The numbers say everything, in eight years Labor spent $20.5 billion on transport infrastructure, but a mere $2.1 billion on health infrastructure,” she said.
“This mess sits squarely at Roger Cook’s feet, as the former Minister for Health and now the Premier and he is gaslighting voters when he tells them we have a health system to be proud of.
“Mr Cook seems to believe ambulance ramping will magically fix itself, or someone else will fix it for him, while he’s building a racetrack no-one wants.
“The WA Liberals ambulance ramping fix will cost $91 million; Roger’s Burswood racetrack will cost twice that at $217 million and the National Rugby League deal he shook hands on will cost three times that at $320 million.
“When West Australians vote they need to remember exactly where their health and welfare sits on Mr Cook’s priority list.”
Only the WA Liberals have a plan to fix WA’s healthcare system. The WA Liberals plan to heal our health system includes:
• Holding a Royal Commission into WA’s health system, to learn what has gone wrong, and give physicians the opportunity to speak up.
• Redeveloping Royal Perth Hospital to modernise facilities and expand capacity.
• Building the Women and Babies Hospital at QEII, following expert clinical advice.
• Activating 60 unused beds at Joondalup Health Campus to ease pressure on emergency departments.
• Fast-tracking the completion of Tom Price Hospital and Margaret River Hospital to improve regional healthcare access.
• Expanding transitional care beds to free up hospital capacity.
• Introducing an Elective Surgery Guarantee, ensuring timely procedures and clearing Labor’s backlog.
• Expanding St John Urgent Care Clinics and funding 60,000 urgent care appointments to reduce hospital overcrowding.
• Increasing community-based pharmacy services to improve access to essential medications.
• Providing free GP follow-up appointments within seven days of hospital discharge to prevent avoidable readmissions.
• Investing $40 million for suicide prevention programs, targeting high-risk communities.
• Investing $40 million for early intervention mental health services, supporting young people and vulnerable groups.

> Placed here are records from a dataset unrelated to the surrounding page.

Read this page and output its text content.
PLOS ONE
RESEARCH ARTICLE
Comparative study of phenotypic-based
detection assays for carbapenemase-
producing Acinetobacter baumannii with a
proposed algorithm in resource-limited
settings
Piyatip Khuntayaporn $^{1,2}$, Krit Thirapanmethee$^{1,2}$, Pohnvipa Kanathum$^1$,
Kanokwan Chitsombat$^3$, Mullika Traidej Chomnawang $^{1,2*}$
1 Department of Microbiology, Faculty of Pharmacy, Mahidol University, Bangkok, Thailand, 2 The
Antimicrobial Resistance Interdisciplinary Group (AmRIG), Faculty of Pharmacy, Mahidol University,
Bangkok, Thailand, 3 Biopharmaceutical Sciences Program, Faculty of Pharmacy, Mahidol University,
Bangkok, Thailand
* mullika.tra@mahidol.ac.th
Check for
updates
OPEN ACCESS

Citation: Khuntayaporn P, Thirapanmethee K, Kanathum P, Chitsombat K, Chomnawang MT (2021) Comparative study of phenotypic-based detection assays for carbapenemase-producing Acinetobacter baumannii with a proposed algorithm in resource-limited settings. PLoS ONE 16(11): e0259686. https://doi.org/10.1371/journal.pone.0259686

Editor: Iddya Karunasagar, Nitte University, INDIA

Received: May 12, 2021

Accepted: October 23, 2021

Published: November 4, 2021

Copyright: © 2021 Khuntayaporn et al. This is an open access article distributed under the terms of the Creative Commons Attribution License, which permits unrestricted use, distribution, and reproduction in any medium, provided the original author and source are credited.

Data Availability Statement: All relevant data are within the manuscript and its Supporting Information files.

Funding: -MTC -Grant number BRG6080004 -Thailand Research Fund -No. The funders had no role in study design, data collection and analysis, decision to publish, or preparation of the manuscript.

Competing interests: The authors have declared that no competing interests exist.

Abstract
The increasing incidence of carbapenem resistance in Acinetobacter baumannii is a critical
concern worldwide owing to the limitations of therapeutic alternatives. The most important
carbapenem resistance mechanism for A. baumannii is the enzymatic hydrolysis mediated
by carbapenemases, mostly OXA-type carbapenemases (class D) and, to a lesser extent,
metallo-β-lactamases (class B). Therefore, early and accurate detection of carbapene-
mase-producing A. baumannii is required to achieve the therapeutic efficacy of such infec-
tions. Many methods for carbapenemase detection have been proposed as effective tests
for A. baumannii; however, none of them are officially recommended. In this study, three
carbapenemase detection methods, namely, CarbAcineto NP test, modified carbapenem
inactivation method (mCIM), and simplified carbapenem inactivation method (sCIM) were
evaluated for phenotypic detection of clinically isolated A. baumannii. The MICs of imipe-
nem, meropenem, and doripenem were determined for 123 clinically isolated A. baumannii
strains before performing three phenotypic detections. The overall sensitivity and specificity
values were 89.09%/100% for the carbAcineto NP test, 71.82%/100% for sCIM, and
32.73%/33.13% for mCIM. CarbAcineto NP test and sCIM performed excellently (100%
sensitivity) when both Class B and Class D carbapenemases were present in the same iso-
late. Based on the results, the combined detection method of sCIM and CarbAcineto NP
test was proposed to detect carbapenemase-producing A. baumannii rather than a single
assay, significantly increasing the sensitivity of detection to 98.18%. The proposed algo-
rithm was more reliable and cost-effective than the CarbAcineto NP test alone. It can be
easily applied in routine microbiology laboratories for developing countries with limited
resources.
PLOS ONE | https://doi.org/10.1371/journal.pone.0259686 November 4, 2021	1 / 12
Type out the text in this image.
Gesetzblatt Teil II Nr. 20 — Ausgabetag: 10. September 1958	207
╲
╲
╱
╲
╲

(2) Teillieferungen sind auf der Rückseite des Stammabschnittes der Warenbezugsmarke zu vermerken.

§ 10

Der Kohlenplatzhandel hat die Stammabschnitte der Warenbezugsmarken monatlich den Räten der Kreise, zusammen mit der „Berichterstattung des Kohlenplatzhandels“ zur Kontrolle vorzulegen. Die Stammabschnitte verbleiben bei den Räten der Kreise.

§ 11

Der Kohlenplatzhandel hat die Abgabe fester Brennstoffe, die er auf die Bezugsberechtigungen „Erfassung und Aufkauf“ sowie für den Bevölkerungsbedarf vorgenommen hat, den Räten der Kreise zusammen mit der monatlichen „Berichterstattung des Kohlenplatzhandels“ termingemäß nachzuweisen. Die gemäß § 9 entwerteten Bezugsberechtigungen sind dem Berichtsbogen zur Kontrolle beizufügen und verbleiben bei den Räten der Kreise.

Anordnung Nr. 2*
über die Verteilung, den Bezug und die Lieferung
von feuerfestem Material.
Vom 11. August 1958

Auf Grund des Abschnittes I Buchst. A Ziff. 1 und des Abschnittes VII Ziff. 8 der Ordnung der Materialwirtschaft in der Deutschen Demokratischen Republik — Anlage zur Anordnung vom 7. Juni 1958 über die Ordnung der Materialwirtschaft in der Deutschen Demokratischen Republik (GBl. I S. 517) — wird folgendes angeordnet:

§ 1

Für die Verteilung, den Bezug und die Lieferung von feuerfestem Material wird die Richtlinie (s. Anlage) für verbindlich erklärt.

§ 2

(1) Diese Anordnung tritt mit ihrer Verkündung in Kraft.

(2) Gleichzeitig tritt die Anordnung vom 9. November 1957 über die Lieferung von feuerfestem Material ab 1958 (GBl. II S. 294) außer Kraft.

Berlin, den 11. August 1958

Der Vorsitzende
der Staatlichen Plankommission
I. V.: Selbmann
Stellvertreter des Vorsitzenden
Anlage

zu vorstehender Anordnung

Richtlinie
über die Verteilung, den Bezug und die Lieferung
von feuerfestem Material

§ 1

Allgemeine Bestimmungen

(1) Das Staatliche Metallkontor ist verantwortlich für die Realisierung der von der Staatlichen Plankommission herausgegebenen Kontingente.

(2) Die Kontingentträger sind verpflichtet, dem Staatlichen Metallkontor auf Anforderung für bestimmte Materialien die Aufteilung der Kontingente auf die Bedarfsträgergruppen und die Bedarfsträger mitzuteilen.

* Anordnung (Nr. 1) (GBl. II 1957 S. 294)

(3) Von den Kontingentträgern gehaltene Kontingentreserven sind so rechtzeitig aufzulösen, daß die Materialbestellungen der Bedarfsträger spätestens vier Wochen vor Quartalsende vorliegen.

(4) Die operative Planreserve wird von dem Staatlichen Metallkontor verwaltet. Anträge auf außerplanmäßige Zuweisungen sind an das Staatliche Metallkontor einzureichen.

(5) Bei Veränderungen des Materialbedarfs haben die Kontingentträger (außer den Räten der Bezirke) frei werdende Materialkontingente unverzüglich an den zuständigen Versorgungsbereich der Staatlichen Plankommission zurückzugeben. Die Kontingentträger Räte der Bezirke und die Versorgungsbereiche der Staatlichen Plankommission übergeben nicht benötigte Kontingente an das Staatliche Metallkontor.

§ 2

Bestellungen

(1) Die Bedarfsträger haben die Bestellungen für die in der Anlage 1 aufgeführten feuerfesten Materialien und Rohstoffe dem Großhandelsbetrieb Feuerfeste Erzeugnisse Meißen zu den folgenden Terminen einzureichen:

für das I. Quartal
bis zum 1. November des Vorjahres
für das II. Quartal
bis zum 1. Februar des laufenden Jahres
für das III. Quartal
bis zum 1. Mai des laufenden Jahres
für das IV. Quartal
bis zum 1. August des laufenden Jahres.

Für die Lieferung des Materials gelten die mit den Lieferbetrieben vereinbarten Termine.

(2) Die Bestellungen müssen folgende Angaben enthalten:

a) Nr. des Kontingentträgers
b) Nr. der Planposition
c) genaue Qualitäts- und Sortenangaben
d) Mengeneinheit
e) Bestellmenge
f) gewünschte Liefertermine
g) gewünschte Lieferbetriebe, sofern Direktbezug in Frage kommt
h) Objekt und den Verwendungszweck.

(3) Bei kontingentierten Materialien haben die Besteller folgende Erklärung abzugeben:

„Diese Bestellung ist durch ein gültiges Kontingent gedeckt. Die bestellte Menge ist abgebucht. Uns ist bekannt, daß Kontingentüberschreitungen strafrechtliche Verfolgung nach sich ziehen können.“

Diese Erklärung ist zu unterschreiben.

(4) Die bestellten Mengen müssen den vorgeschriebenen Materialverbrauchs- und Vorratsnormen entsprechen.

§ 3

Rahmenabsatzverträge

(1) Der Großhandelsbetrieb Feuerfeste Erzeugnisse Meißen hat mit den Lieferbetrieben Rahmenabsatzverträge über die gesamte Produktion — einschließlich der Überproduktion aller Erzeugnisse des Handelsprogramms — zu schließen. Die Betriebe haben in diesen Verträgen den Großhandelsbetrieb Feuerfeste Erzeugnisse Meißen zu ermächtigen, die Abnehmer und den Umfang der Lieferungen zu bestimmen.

• Providing $6 million to expand Kids Helpline, ensuring every young Western Australian has access to crisis support.
• Fully funding the Earbus program ($26.8 million) to combat WA’s world-leading rates of middle ear disease in Aboriginal children.
• Investing $19 million in mobile regional dental care, ensuring access to essential dental services.
• Providing $6 million to make the Meningococcal B vaccine free for babies, teens, and at-risk groups.